Good 3D Performance at a Middling Price: GeForce 6600 Shootout

Gainward Ultra/1960 PCX XP 128 MB "Golden Sample" GLH

Gainward is well-known for its fast, high-clock-rate graphics cards. It also bears the distinction of being the manufacturer with the longest and most unpronounceable product name: Gainward PowerPack! Ultra/1960 PCX XP 128 MB "Golden Sample" GLH - with the abbreviation GLH standing for "Goes Like Hell". We'll call it the "Ultra/1960" for short...

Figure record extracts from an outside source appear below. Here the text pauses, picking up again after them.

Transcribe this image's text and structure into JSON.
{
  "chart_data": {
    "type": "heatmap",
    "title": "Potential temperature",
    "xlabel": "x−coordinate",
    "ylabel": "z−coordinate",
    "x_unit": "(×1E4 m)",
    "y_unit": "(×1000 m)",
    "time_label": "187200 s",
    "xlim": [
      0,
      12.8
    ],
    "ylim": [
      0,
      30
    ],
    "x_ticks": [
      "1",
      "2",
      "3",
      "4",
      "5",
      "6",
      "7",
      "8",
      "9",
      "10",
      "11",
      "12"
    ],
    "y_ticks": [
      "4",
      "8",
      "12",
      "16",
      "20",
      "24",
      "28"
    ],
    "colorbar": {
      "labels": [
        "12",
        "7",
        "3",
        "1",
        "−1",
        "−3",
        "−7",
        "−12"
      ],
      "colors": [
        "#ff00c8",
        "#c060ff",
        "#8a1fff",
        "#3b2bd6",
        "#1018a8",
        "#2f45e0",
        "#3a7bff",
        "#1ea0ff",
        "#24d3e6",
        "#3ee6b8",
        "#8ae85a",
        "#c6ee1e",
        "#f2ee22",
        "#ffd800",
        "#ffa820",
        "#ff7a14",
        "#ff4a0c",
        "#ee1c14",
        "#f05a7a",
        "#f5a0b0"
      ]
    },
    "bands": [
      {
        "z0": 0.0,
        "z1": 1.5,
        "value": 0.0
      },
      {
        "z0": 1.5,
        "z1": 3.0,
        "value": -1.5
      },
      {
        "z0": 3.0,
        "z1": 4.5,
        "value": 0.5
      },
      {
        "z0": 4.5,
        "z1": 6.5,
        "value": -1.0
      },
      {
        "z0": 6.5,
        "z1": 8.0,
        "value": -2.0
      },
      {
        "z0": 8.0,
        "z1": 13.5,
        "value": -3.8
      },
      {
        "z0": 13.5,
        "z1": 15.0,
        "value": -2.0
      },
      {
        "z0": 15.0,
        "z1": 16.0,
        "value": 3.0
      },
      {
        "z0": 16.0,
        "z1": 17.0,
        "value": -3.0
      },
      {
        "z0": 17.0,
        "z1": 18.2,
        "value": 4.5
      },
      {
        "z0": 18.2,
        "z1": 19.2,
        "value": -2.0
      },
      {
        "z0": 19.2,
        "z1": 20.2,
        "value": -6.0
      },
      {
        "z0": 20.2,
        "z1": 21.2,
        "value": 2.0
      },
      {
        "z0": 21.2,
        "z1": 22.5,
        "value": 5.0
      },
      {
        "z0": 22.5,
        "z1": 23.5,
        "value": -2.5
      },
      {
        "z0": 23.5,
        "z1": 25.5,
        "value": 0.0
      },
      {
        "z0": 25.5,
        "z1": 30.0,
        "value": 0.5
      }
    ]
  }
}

The color red dominates everything associated with the Ultra/1960: the board, the heatsink, two DVI-to-VGA adapters; there is even multistage red illumination on the fan. But first things first. Gainward has endowed the card with particularly fast 1.6 ns GDDR3 Samsung memory modules. The card is advertised with a speed of 540/1150, which is much faster than NVIDIA's default reference figures. But operating the card at these speeds requires the installation of the Gainward EXPERTool to "overclock" the card up to the clock rate advertised by Gainward - by default the hardware only runs with the regular 500/1000 MHz speeds. Why Gainward doesn't just integrate the higher clock rate directly in the BIOS, as Leadtek and Gigabyte do, remains a mystery.

The cooling fan of the Gainward Ultra/1960 PCX includes red LED lights...

... which glow in variable intensity, depending on the fan speed.

When it comes to cooling, Gainward is oriented toward the design of the NVIDIA reference cooler, coupled with small passive heatsinks for the memory modules. The LEDs integrated in the fans are real eye-catchers; the lights glow with varying intensity depending on the fan speed, which either changes automatically or can be set manually. At the start of a game, when the fan runs faster, the glow from inside the case is stronger than before - a cute effect, and not just for case modders. In operation the fan is pleasingly silent.

Apart from the TV out and in, the card's two DVI outputs are pleasing too. Up to two TFT displays can be connected digitally here. The gold slot metal also looks classy; these details reveal that someone really put some thought into designing the card.